Scott: We debated for a long time whether or not we should make it a suite based offering or individual. In the end what we decided to do was make them individual components. The reason we decided to do this was to allow us to provide it to users who maybe weren’t ready to move into the latest and greatest version of data protection.
So with our backup navigator which does the analytics, with the data protection manager pack which does a topical view of the overall infrastructure, those are actually backward compatible with our backup product back to version 7. We’re currently sitting on a version 9 now, so this allows us to bring those customers that are happy with that version of the data protection that they have and not totally ready to upgrade. So it gives them the ability to take full advantage of the analytics that I discussed earlier.
Question: “Do you use deduplication during a backup?”
Scott: Deduplication is certainly going to be something that is going to be unique for each organization, my overall recommendation is that you take full advantage of deduplication.
With respect to data protector itself and the way that HP approaches it, we use a common deduplication engine. So the same engine that’s based inside of our backup software, with the exact same engine thats running in the backup target hardware from HP. So you only have to deduplicate one time, at the application source to minimize traffic, at the backup server to push the responsibility straight to it, or if you have plenty of bandwidth you can push the deduplication responsibility to the backup target.
In the long run, what this allows you to do is take full advantage of a limited amount of capacity without degrading or destabilizing the performance when you go through a recovery operation. It’s all pointer based deduplication. So we still have access to the unique box, we just minimize the amount of traffic both on disk and over the network.
George: I think that’s an important point too. My fear nowadays is that deduplication has become a pretty common word and people are treating it like a checkbox item. It’s really worth your time to explore different options with the vendors that you’re talking to about their deduplication strategy and how it can be deployed throughout the environment and how well does it scale, those are really important questions to have answers to.

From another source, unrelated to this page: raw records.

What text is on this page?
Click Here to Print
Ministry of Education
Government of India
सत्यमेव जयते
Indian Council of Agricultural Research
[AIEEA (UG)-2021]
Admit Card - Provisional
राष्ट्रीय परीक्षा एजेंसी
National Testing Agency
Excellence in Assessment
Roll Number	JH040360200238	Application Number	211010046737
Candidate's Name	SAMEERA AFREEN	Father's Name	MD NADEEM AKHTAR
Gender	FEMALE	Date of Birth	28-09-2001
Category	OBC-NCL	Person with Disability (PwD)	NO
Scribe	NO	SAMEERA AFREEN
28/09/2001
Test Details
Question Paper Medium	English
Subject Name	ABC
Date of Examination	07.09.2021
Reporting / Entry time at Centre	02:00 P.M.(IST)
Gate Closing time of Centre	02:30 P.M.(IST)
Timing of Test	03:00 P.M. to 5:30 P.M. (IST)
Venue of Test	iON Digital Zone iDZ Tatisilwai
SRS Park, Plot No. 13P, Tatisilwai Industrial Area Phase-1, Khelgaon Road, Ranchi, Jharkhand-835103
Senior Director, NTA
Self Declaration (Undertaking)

Question: “Do you recommend different technologies for backup and archive and if so, what?”
Scott: I absolutely do recommend not having just a different technology, but a different mentality. Backup, for me, is about having immediate access to the most recent information. How you define “recent” is up to your organization. Behind all of this should be a long term retention strategy for the referential value or the probability that you’re going to use the information, so that you can move it into some kind of an archive target, whatever that may be. It could be tape, it could be disk based archive, it could be an object store, it could be cloud, you name it. It’s got to match what your requirements are for cost, efficiency, and access to the information.
Most importantly, make sure that the data protection solution that you choose has the capability to manage the movement of data from the production array, to the second point of recovery which would be a caching or staging area, to the third point which would be your backup target, and even manage and work with that at the archive side. Understanding the information is in archive, and only retracting that information when it’s necessary, not any time you scan a file system.
George: What we tell people is they need to reevaluate how they think about archive, because archive has always kind of been this desk where you keep all this old dusty stuff and you think you won’t need it again. But we need to keep going after archives more and more frequently, obviously with legal issues, as well as with the emergence of analytics and things like that. We tell people to consider how often they need to recover and how fast would it need to be back if you needed it. Typically in a storage situation, you’ve got time – take advantage of that. The more time you have to recover something, the lower cost form of media you can afford to put it on, so it’s a cost/savings issue, and it’s a great set of questions to ask.